1. Inscrição na Dívida Ativa.

2. Representação fiscal para fins penais (crimes).

3. Benefícios fiscais, parcelamentos e moratórias concedidos a empresas.

Art. 198. Sem prejuízo do disposto na legislação criminal, é vedada a divulgação, por parte da Fazenda Pública ou de seus servidores, de informação obtida em razão do ofício sobre a situação econômica ou financeira do sujeito passivo ou de terceiros e sobre a natureza e o estado de seus negócios ou atividades.

     (...)

       § 3 Não é vedada a divulgação de informações relativas a:

       I – representações fiscais para fins penais;

       II – inscrições na Dívida Ativa da Fazenda Pública;

        III - parcelamento ou moratória; e    

IV - incentivo, renúncia, benefício ou imunidade de natureza tributária cujo beneficiário seja pessoa jurídica.      

§ 4º Sem prejuízo do disposto no art. 197, a administração tributária poderá requisitar informações cadastrais e patrimoniais de sujeito passivo de crédito tributário a órgãos ou entidades, públicos ou privados, que, inclusive por obrigação legal, operem cadastros e registros ou controlem operações de bens e direitos.

§ 5º Independentemente da requisição prevista no § 4º deste artigo, os órgãos e as entidades da administração pública direta e indireta de qualquer dos Poderes colaborarão com a administração tributária visando ao compartilhamento de bases de dados de natureza cadastral e patrimonial de seus administrados e supervisionados.    

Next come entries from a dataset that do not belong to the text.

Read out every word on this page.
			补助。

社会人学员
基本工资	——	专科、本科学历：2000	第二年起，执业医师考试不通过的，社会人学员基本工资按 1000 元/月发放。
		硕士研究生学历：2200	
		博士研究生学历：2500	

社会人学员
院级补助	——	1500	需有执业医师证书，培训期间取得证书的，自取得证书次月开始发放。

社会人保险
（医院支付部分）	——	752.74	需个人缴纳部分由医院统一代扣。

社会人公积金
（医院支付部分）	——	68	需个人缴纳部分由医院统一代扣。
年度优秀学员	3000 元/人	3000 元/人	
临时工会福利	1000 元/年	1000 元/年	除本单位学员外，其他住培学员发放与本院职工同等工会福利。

       Art. 199. A Fazenda Pública da União e as dos Estados, do Distrito Federal e dos Municípios prestar-se-ão mutuamente assistência para a fiscalização dos tributos respectivos e permuta de informações, na forma estabelecida, em caráter geral ou específico, por lei ou convênio.

       Parágrafo único. A Fazenda Pública da União, na forma estabelecida em tratados, acordos ou convênios, poderá permutar informações com Estados estrangeiros no interesse da arrecadação e da fiscalização de tributos.